Favoriser une alimentation riche en fibres et en probiotiques naturels, notamment via les aliments fermentés (choucroute, kéfir, miso), contribue à renforcer ce microbiote détoxifiant. Cette approche est reconnue en 2026 comme une stratégie complémentaire pour limiter les impacts négatifs des oxalates.
Le rôle des suppléments et des excès en vitamine C
La vitamine C à haute dose (supérieure à 1000 mg par jour) peut être convertie en oxalates dans le corps. Cette conversion augmente la charge en oxalates et peut accroître le risque de calculs rénaux chez les personnes sensibles. En conséquence, limiter la consommation de mégadoses est conseillé pour ceux qui surveillent leur exposition aux oxalates.
Quels sont les signes d’un excès d’oxalates dans le corps ?
Le principal signe est la colique néphrétique, douleur intense dans le bas du dos, souvent accompagnée de nausées et de troubles urinaires.

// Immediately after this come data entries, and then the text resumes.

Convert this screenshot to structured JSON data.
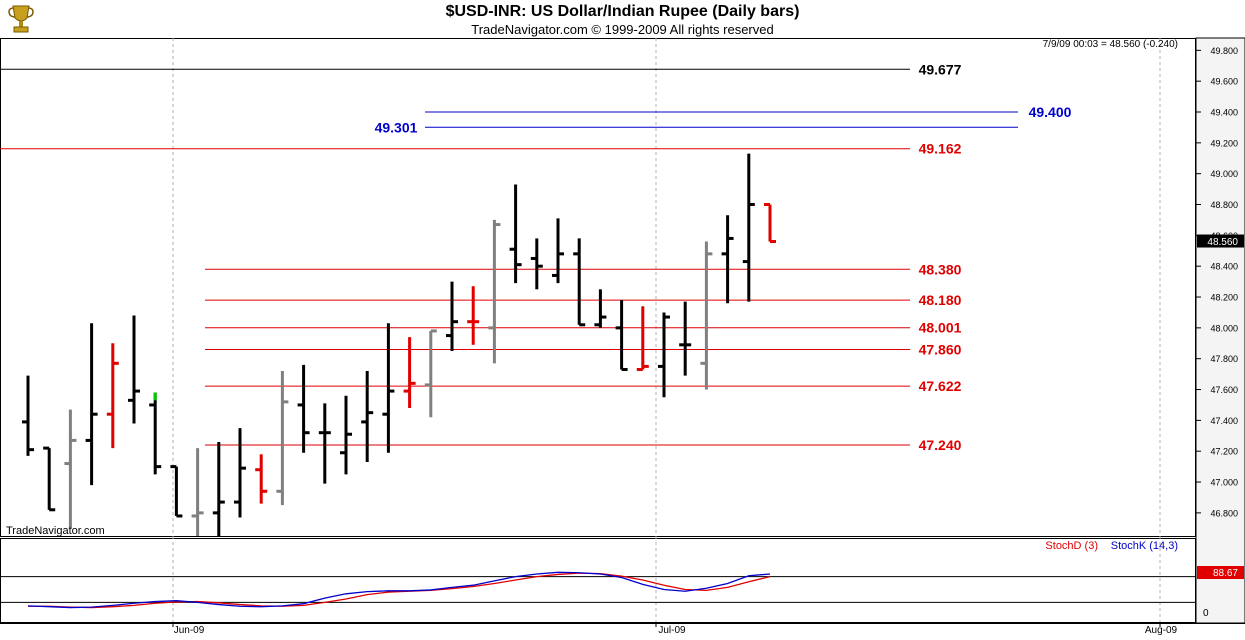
{
  "header": {
    "title": "$USD-INR:  US Dollar/Indian Rupee  (Daily bars)",
    "subtitle": "TradeNavigator.com © 1999-2009 All rights reserved"
  },
  "watermark": "TradeNavigator.com",
  "colors": {
    "up": "#000000",
    "down": "#e00000",
    "flat": "#808080",
    "doji": "#00cc00",
    "blue": "#0000cc",
    "red": "#e00000"
  },
  "chart_data": [
    {
      "type": "ohlc",
      "last_info": "7/9/09 00:03 = 48.560 (-0.240)",
      "last_value_label": "48.560",
      "ylim": [
        46.65,
        49.88
      ],
      "y_ticks": [
        "46.800",
        "47.000",
        "47.200",
        "47.400",
        "47.600",
        "47.800",
        "48.000",
        "48.200",
        "48.400",
        "48.600",
        "48.800",
        "49.000",
        "49.200",
        "49.400",
        "49.600",
        "49.800"
      ],
      "x_ticks": [
        "Jun-09",
        "Jul-09",
        "Aug-09"
      ],
      "bars": [
        {
          "o": 47.39,
          "h": 47.69,
          "l": 47.17,
          "c": 47.21,
          "s": "up"
        },
        {
          "o": 47.22,
          "h": 47.22,
          "l": 46.82,
          "c": 46.82,
          "s": "up"
        },
        {
          "o": 47.12,
          "h": 47.47,
          "l": 46.7,
          "c": 47.27,
          "s": "flat"
        },
        {
          "o": 47.27,
          "h": 48.03,
          "l": 46.98,
          "c": 47.44,
          "s": "up"
        },
        {
          "o": 47.44,
          "h": 47.9,
          "l": 47.22,
          "c": 47.77,
          "s": "down"
        },
        {
          "o": 47.53,
          "h": 48.08,
          "l": 47.38,
          "c": 47.59,
          "s": "up"
        },
        {
          "o": 47.5,
          "h": 47.58,
          "l": 47.05,
          "c": 47.1,
          "s": "up"
        },
        {
          "o": 47.1,
          "h": 47.1,
          "l": 46.78,
          "c": 46.78,
          "s": "up"
        },
        {
          "o": 46.78,
          "h": 47.22,
          "l": 46.65,
          "c": 46.8,
          "s": "flat"
        },
        {
          "o": 46.8,
          "h": 47.26,
          "l": 46.65,
          "c": 46.87,
          "s": "up"
        },
        {
          "o": 46.87,
          "h": 47.35,
          "l": 46.77,
          "c": 47.09,
          "s": "up"
        },
        {
          "o": 47.08,
          "h": 47.18,
          "l": 46.86,
          "c": 46.94,
          "s": "down"
        },
        {
          "o": 46.94,
          "h": 47.72,
          "l": 46.85,
          "c": 47.52,
          "s": "flat"
        },
        {
          "o": 47.5,
          "h": 47.76,
          "l": 47.19,
          "c": 47.32,
          "s": "up"
        },
        {
          "o": 47.32,
          "h": 47.51,
          "l": 46.99,
          "c": 47.32,
          "s": "up"
        },
        {
          "o": 47.19,
          "h": 47.56,
          "l": 47.05,
          "c": 47.31,
          "s": "up"
        },
        {
          "o": 47.39,
          "h": 47.72,
          "l": 47.13,
          "c": 47.45,
          "s": "up"
        },
        {
          "o": 47.44,
          "h": 48.03,
          "l": 47.19,
          "c": 47.59,
          "s": "up"
        },
        {
          "o": 47.59,
          "h": 47.94,
          "l": 47.48,
          "c": 47.64,
          "s": "down"
        },
        {
          "o": 47.63,
          "h": 47.98,
          "l": 47.42,
          "c": 47.98,
          "s": "flat"
        },
        {
          "o": 47.95,
          "h": 48.3,
          "l": 47.85,
          "c": 48.04,
          "s": "up"
        },
        {
          "o": 48.04,
          "h": 48.27,
          "l": 47.89,
          "c": 48.04,
          "s": "down"
        },
        {
          "o": 48.0,
          "h": 48.7,
          "l": 47.77,
          "c": 48.67,
          "s": "flat"
        },
        {
          "o": 48.51,
          "h": 48.93,
          "l": 48.29,
          "c": 48.41,
          "s": "up"
        },
        {
          "o": 48.45,
          "h": 48.58,
          "l": 48.25,
          "c": 48.4,
          "s": "up"
        },
        {
          "o": 48.34,
          "h": 48.71,
          "l": 48.29,
          "c": 48.48,
          "s": "up"
        },
        {
          "o": 48.48,
          "h": 48.58,
          "l": 48.02,
          "c": 48.02,
          "s": "up"
        },
        {
          "o": 48.02,
          "h": 48.25,
          "l": 48.0,
          "c": 48.07,
          "s": "up"
        },
        {
          "o": 48.0,
          "h": 48.18,
          "l": 47.73,
          "c": 47.73,
          "s": "up"
        },
        {
          "o": 47.73,
          "h": 48.14,
          "l": 47.73,
          "c": 47.75,
          "s": "down"
        },
        {
          "o": 47.75,
          "h": 48.1,
          "l": 47.55,
          "c": 48.07,
          "s": "up"
        },
        {
          "o": 47.89,
          "h": 48.17,
          "l": 47.69,
          "c": 47.89,
          "s": "up"
        },
        {
          "o": 47.77,
          "h": 48.56,
          "l": 47.6,
          "c": 48.48,
          "s": "flat"
        },
        {
          "o": 48.48,
          "h": 48.73,
          "l": 48.16,
          "c": 48.58,
          "s": "up"
        },
        {
          "o": 48.43,
          "h": 49.13,
          "l": 48.17,
          "c": 48.8,
          "s": "up"
        },
        {
          "o": 48.8,
          "h": 48.8,
          "l": 48.56,
          "c": 48.56,
          "s": "down"
        }
      ],
      "levels": [
        {
          "value": 49.677,
          "label": "49.677",
          "color": "#000000"
        },
        {
          "value": 49.4,
          "label": "49.400",
          "color": "#0000cc"
        },
        {
          "value": 49.301,
          "label": "49.301",
          "color": "#0000cc"
        },
        {
          "value": 49.162,
          "label": "49.162",
          "color": "#e00000"
        },
        {
          "value": 48.38,
          "label": "48.380",
          "color": "#e00000"
        },
        {
          "value": 48.18,
          "label": "48.180",
          "color": "#e00000"
        },
        {
          "value": 48.001,
          "label": "48.001",
          "color": "#e00000"
        },
        {
          "value": 47.86,
          "label": "47.860",
          "color": "#e00000"
        },
        {
          "value": 47.622,
          "label": "47.622",
          "color": "#e00000"
        },
        {
          "value": 47.24,
          "label": "47.240",
          "color": "#e00000"
        }
      ]
    },
    {
      "type": "line",
      "legend": [
        "StochD (3)",
        "StochK (14,3)"
      ],
      "y_tick": "0",
      "last_value_label": "88.67",
      "series": [
        {
          "name": "StochK (14,3)",
          "color": "#0000cc",
          "values": [
            12,
            10,
            8,
            9,
            13,
            18,
            22,
            24,
            20,
            15,
            11,
            10,
            12,
            17,
            30,
            40,
            45,
            47,
            47,
            49,
            55,
            60,
            70,
            80,
            86,
            90,
            89,
            86,
            78,
            62,
            50,
            46,
            53,
            64,
            82,
            86
          ]
        },
        {
          "name": "StochD (3)",
          "color": "#e00000",
          "values": [
            11,
            11,
            9,
            8,
            10,
            13,
            18,
            21,
            22,
            19,
            15,
            12,
            11,
            13,
            20,
            28,
            38,
            44,
            46,
            48,
            52,
            57,
            64,
            72,
            80,
            85,
            88,
            87,
            81,
            72,
            60,
            50,
            48,
            55,
            68,
            80
          ]
        }
      ]
    }
  ]
}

Faut-il éviter complètement les aliments riches en oxalates ?
Non, il s’agit plutôt de limiter leur consommation et d’adopter des méthodes pour réduire leur absorption, comme la cuisson et l’association avec des aliments riches en calcium.
Comment la cuisson influence-t-elle la teneur en oxalates ?
La cuisson à l’eau peut réduire la teneur en oxalates des légumes de 30 à 87 % en éliminant les oxalates solubles dans le jus de cuisson.
Le microbiote intestinal joue-t-il un rôle dans la gestion des oxalates ?
Oui, certaines bactéries dégradent les oxalates, favorisant ainsi leur élimination et réduisant leur absorption.
Quelle quantité d’eau boire pour limiter le risque de calculs liés aux oxalates ?
Boire au moins 2 litres d’eau par jour dilue les oxalates dans l’urine, aidant à prévenir la formation de calculs rénaux.